Anika Anand, who is a reporter for Chalkbeat, a digital-only organization aimed at the education market, said she has three personal takeaways from the report that she is promoting to her team.

She believes building tools for creative sustainable innovation is more important than building one-off interactives. Reporters want a “systemized” way to increase readership and impact of a story and increasing collaboration with the business, product, and non-editorial. In order to address this, Chalkbeat created an impact tracker tool called MORI which allows their reporters to input qualitative impacts that their story has had.

Anand gave an example of the impact MORI has. If a reporter writes a story about a graduation policy that is holding a student back from graduating, and a chancellor from a school sees that story and thinks ‘this student is my poster child for wanting to change this particular policy,’ MORI allows Chalkbeat reporter to keep track of such things.

Although The New York Times has a uniquely large audience, smaller print organizations are still able to relate to and learn from the report.

Chris Linden, managing editor of a small publication, the Rockford, Illinois, based Northwest Quarterly, was excited about the Innovation Report. He says for the Northwest Quarterly, the innovation report is a model of what could happen and what could work, however; they need to take the report with a grain of salt. “We need to understand, what happens or what works for The Times and how we can apply those same kinds of principles to our own situation,” said Linden.

Linden says his takeaway from the New York Times keynote at ONA on Friday night is similar to what his original takeaway was. “What works for the New York Times is great, and it is inspiring” he says about seeing journalists sit down and have the conversation about the digital age. But this is something the smaller markets struggle to understand because they are not at that point where they can have those conversations.

According to Linden, the Northwest Quarterly has a print product that is very important to who they are, but they are still trying to figure out how they can make digital and print cohesive. “I think there’s a value to print that you can’t get in the digital side,” said Linden.

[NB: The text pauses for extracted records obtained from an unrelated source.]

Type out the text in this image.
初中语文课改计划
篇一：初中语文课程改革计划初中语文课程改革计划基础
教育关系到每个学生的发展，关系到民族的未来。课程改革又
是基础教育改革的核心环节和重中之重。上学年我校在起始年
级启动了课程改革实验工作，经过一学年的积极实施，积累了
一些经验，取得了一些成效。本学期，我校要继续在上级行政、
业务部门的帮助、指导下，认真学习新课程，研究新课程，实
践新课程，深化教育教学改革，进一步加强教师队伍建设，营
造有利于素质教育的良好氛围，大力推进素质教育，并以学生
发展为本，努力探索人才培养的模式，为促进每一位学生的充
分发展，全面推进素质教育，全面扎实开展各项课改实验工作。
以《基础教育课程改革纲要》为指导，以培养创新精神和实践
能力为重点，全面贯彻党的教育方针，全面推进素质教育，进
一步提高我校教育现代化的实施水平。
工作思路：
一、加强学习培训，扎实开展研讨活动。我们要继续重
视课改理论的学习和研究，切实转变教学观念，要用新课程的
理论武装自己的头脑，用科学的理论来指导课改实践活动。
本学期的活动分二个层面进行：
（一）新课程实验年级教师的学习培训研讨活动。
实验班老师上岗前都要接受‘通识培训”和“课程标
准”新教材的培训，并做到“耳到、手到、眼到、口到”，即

For the Northwest Quarterly, what is next is beginning the digital conversation. “We have to start with the conversation of what is it, why is it important to us and how can we implement it in a meaningful way,” said Linden.

Craig Nickels, digital production editor for the Milwaukee Journal Sentinel, said a lot of the New York Times innovation report rang true for him.

He said a lot of the information in the report was things he and his staff talk about all the time. “It was interesting to see it codified, it was interesting to see it in a huge report and it was interesting to see it as the New York Times saying it.”

Nickels says the report had a lot of ideas but it was unclear how much of it would be actionable because the Milwaukee Journal Sentinel does not have the same resources as the New York Times. “It was sort of vexing because there were good ideas but it was unclear what sort of road we could take to build on those ideas.”

The Milwaukee Journal Sentinel will continue to have their conversations but is focusing more on the small questions that need to be answered. For example, if there are going to go mobile, will they focus on mobile web or mobile apps? If they are going to do apps, should they focus on iOS and Android? Should they service those who use windows phones? Should they design for tablets?

The lines become even more blurred when the recently released iPhone 6 and iPhone 6 Plus came into play. “There’s not one single question that we need to get right or wrong, there’s a bunch of little questions, and if we get one wrong but most of them right, then we still have a chance of succeeding,” said Nickels.

Representatives from VOX and the Washington Post declined interviews about the topic.